Ben Abraham disse que, quando criança, na Polônia, mesmo antes da invasão alemã, os judeus, considerados escória, eram tremendamente discriminados. Exemplificou que, no caminho para a escola, atiravam-lhe pedras e objetos imundos. Ainda menino, algumas vezes, ouviu o seu pai conversando com os amigos sobre um país da América do Sul chamado Brasil. Referiam-se à terra como um lugar de tolerância, uma pátria multirracial, com um povo acolhedor de todos os povos.

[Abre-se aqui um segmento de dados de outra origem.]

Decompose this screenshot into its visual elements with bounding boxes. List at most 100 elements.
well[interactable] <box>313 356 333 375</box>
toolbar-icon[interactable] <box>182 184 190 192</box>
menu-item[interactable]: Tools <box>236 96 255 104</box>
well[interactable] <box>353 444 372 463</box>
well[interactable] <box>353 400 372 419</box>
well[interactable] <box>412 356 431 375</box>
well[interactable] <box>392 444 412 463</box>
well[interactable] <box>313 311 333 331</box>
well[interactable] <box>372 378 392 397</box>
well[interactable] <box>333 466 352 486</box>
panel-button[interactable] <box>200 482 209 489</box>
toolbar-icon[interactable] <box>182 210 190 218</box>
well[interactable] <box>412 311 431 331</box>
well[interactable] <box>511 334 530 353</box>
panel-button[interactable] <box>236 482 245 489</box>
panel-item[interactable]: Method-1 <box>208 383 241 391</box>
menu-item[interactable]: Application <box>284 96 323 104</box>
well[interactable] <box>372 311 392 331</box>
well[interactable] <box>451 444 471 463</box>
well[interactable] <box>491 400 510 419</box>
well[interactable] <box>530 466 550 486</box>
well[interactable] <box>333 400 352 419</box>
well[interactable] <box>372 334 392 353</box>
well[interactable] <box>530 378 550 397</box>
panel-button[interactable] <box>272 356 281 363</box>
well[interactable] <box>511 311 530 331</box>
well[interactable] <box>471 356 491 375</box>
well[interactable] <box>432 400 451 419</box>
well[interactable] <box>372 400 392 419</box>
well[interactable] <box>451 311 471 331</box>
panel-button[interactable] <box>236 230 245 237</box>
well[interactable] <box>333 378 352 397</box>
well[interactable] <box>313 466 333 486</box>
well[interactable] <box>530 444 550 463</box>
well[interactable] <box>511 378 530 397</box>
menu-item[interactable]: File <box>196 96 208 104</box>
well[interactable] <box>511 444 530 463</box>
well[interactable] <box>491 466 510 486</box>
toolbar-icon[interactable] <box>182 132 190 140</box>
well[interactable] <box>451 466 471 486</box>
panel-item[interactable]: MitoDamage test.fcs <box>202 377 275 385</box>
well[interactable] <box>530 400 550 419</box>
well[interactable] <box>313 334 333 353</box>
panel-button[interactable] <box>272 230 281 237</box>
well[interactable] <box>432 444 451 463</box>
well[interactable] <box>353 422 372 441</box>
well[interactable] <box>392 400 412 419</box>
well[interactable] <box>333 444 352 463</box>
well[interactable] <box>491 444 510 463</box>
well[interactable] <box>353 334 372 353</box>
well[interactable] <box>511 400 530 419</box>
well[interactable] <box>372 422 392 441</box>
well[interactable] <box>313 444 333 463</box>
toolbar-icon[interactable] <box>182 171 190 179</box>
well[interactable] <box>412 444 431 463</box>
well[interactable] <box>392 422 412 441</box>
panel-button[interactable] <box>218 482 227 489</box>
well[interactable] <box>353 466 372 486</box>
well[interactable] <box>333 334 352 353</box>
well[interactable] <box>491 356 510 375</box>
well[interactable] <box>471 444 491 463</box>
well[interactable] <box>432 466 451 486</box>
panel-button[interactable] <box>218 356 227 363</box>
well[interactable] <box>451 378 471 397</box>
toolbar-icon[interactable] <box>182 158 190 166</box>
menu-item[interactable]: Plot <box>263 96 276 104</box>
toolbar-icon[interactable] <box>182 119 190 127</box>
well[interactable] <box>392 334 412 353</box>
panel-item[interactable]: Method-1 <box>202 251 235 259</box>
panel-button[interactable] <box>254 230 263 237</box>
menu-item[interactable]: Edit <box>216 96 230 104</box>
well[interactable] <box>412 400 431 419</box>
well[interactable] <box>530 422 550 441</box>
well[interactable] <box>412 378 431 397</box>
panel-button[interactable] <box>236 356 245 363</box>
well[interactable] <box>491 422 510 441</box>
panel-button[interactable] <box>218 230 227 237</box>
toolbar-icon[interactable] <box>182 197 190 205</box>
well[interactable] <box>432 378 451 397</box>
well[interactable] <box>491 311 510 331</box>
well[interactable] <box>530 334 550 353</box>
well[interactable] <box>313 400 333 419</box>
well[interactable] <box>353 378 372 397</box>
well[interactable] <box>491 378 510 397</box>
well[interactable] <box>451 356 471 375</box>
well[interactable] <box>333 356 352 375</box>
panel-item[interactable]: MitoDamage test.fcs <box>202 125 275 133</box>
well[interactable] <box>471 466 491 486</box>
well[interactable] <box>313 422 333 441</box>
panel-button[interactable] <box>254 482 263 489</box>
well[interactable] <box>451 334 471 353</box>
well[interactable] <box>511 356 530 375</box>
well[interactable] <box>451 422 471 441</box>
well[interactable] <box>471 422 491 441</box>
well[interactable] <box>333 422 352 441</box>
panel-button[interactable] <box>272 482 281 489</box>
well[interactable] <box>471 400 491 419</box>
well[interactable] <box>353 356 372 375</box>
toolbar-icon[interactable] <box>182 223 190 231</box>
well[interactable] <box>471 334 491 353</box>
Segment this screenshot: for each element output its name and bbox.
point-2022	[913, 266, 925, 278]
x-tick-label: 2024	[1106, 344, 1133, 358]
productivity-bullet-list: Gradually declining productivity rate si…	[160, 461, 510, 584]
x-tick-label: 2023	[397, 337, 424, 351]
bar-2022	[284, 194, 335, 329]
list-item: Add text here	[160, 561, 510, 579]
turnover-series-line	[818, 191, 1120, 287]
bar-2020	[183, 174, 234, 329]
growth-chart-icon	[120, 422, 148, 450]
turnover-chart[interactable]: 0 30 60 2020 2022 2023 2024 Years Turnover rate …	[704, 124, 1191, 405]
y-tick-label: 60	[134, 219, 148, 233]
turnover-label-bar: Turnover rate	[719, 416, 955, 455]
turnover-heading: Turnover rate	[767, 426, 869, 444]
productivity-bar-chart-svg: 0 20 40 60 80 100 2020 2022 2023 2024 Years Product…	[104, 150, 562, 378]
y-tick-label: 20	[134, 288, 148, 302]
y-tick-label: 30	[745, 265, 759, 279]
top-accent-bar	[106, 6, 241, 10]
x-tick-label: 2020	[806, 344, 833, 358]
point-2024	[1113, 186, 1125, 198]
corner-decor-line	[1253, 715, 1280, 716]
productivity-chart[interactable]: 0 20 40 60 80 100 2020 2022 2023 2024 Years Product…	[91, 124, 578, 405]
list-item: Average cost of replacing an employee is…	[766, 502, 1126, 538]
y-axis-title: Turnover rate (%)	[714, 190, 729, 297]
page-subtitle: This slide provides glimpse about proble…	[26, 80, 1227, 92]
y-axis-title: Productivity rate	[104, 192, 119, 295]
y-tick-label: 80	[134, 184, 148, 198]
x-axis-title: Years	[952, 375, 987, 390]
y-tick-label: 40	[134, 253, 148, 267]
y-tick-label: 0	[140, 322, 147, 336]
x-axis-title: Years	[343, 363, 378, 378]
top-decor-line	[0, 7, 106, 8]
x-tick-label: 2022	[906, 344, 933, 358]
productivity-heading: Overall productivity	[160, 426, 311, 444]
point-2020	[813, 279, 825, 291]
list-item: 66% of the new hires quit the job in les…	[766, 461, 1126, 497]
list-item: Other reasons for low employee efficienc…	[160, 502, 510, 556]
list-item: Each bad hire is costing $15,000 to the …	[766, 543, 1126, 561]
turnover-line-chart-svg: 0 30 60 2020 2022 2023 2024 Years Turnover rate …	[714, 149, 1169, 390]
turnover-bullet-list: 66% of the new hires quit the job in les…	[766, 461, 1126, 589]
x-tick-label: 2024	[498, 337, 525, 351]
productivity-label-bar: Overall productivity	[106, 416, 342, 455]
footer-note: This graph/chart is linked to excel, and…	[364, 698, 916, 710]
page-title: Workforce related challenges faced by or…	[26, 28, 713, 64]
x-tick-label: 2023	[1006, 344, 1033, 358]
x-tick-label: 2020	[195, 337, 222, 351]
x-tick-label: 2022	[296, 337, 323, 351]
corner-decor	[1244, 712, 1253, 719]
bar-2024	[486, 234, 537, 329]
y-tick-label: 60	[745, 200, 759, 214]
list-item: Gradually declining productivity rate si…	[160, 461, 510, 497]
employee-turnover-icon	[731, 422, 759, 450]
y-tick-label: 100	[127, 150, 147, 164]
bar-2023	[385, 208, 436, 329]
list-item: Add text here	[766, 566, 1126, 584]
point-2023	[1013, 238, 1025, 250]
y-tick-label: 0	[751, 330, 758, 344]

Contou que, depois de passar pela barbárie indescritível de Auschwitz e de outros campos de concentração, os sobreviventes não desejavam mais voltar aos lugares onde tanto sofreram, mesmo antes de caírem sob o poder dos nazistas. Muitos sonharam e foram para o recém-criado Estado de Israel. Ben Abraham disse que, depois de tanto horror, ainda restaram nas reminiscências de sua memória as referências de seu pai em relação ao Brasil. Ele veio para o Brasil e encontrou aqui a acolhida sonhada. Naturalizou-se mais tarde brasileiro.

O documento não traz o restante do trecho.